Прежде чем перейти к творчеству и судьбам поэтов-воинов Белого Дела, которых сегодня вполне заслуженно называют лучшими людьми России той бурной и безумной поры, остановлюсь на судьбе известного дореволюционного и умышленно в советское время забытого донского писателя, предполагаемого автора романа-эпопеи «Тихий Дон» Фёдора Дмитриевича Крюкова. Не буду описывать подробно биографию этого мастера русской прозы, как и события на Дону. Скажу только, что в результате междоусобицы и политики расслоения казачества даже традиционный Донской войсковой гимн, который был написан в дни обороны Севастополя в 1855 году с начальными словами: Всколыхнулся, взволновался
Православный Тихий Дон,
И послушно отозвался
На призыв монарха он,
был коренным образом изменён. В новом гимне монарх был заменён «свободой» и теперь стал звучать не совсем вразумительно:
И послушно отозвался
На призыв свободы он.
Единство России было сдано в этом гимне казачьему сепаратизму.

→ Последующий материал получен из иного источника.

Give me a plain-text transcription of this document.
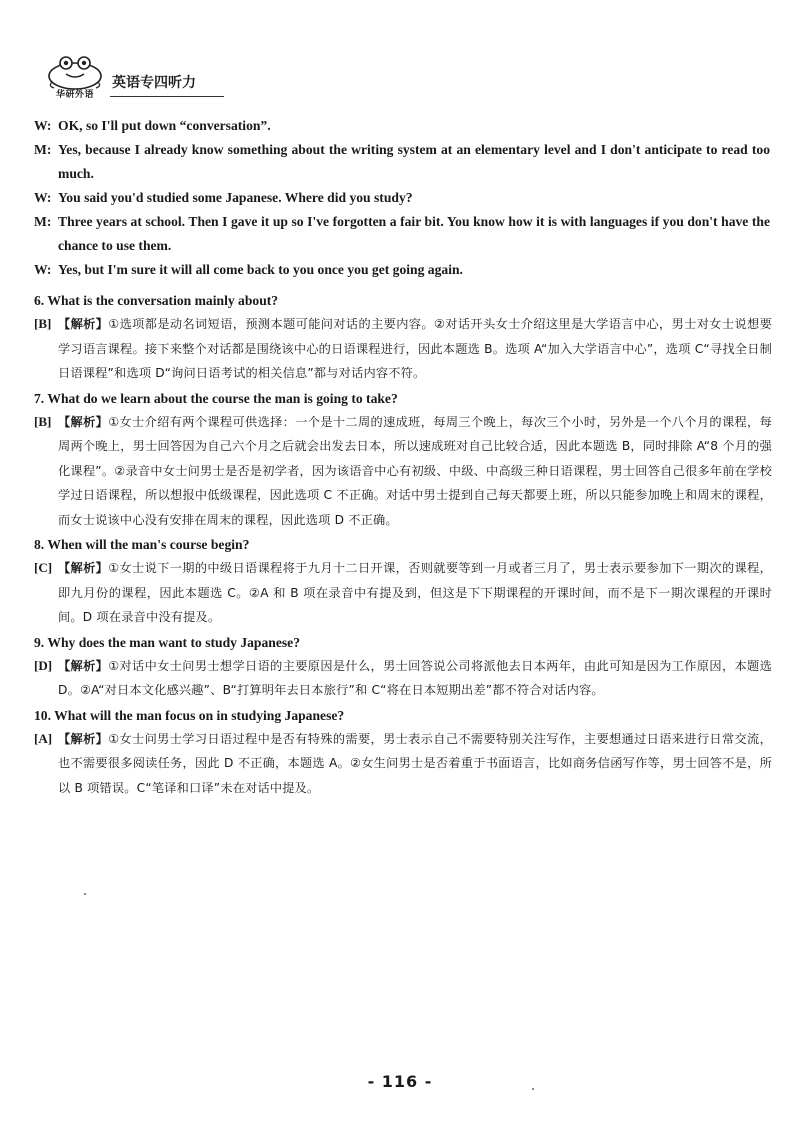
华研外语
英语专四听力
W: OK, so I'll put down “conversation”.
M: Yes, because I already know something about the writing system at an elementary level and I don't anticipate to read too much.
W: You said you'd studied some Japanese. Where did you study?
M: Three years at school. Then I gave it up so I've forgotten a fair bit. You know how it is with languages if you don't have the chance to use them.
W: Yes, but I'm sure it will all come back to you once you get going again.
6. What is the conversation mainly about?
[B] 【解析】①选项都是动名词短语，预测本题可能问对话的主要内容。②对话开头女士介绍这里是大学语言中心，男士对女士说想要学习语言课程。接下来整个对话都是围绕该中心的日语课程进行，因此本题选 B。选项 A“加入大学语言中心”，选项 C“寻找全日制日语课程”和选项 D“询问日语考试的相关信息”都与对话内容不符。
7. What do we learn about the course the man is going to take?
[B] 【解析】①女士介绍有两个课程可供选择：一个是十二周的速成班，每周三个晚上，每次三个小时，另外是一个八个月的课程，每周两个晚上，男士回答因为自己六个月之后就会出发去日本，所以速成班对自己比较合适，因此本题选 B，同时排除 A“8 个月的强化课程”。②录音中女士问男士是否是初学者，因为该语音中心有初级、中级、中高级三种日语课程，男士回答自己很多年前在学校学过日语课程，所以想报中低级课程，因此选项 C 不正确。对话中男士提到自己每天都要上班，所以只能参加晚上和周末的课程，而女士说该中心没有安排在周末的课程，因此选项 D 不正确。
8. When will the man's course begin?
[C] 【解析】①女士说下一期的中级日语课程将于九月十二日开课，否则就要等到一月或者三月了，男士表示要参加下一期次的课程，即九月份的课程，因此本题选 C。②A 和 B 项在录音中有提及到，但这是下下期课程的开课时间，而不是下一期次课程的开课时间。D 项在录音中没有提及。
9. Why does the man want to study Japanese?
[D] 【解析】①对话中女士问男士想学日语的主要原因是什么，男士回答说公司将派他去日本两年，由此可知是因为工作原因，本题选 D。②A“对日本文化感兴趣”、B“打算明年去日本旅行”和 C“将在日本短期出差”都不符合对话内容。
10. What will the man focus on in studying Japanese?
[A] 【解析】①女士问男士学习日语过程中是否有特殊的需要，男士表示自己不需要特别关注写作，主要想通过日语来进行日常交流，也不需要很多阅读任务，因此 D 不正确，本题选 A。②女生问男士是否着重于书面语言，比如商务信函写作等，男士回答不是，所以 B 项错误。C“笔译和口译”未在对话中提及。
- 116 -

Писатель Крюков исповедовал совсем другие взгляды. Фёдор Дмитриевич стал верным соратником атамана, генерала-от-кавалерии Петра Краснова. С оружием в руках участвовал в знаменитом восстании против большевиков в Усть-Медведицком округе, когда погибли 16 юношей реального училища, похороненные в братской могиле на холме, который называли «Пирамидой». На большом деревянном кресте на могиле были выбиты слова Крюкова из стихотворения в прозе «Пирамида». Не было в те годы казака, который не знал бы и другого крюковского стихотворения в прозе - «Край родной». Его часто декламировали и пели:
Звенит и плачет, и зовёт
То край родной возстал за честь
Отчизны, за славу дедов и отцов,
За свой порог и угол.
Кипит волной, зовёт на бой родимый Дон,
За честь Отчизны, за казачье имя
Кипит, волнуется, шумит седой
Наш Дон, - родимый край.
Это стихотворение фактически заменило тот неудачный гимн, который был принят Большим Войсковым кругом 20 сентября 1918 года. В последующей борьбе Ф.Д. Крюков был ранен и контужен, взят в плен красными и едва не расстрелян. Умер писатель в отступе в районе Новороссийска 4 марта 1920 года от тифа. Его могилу большевики сравняли с землёй. А две большие сумы с рукописями попали к тестю Михаила Шолохова, Петру Громославскому…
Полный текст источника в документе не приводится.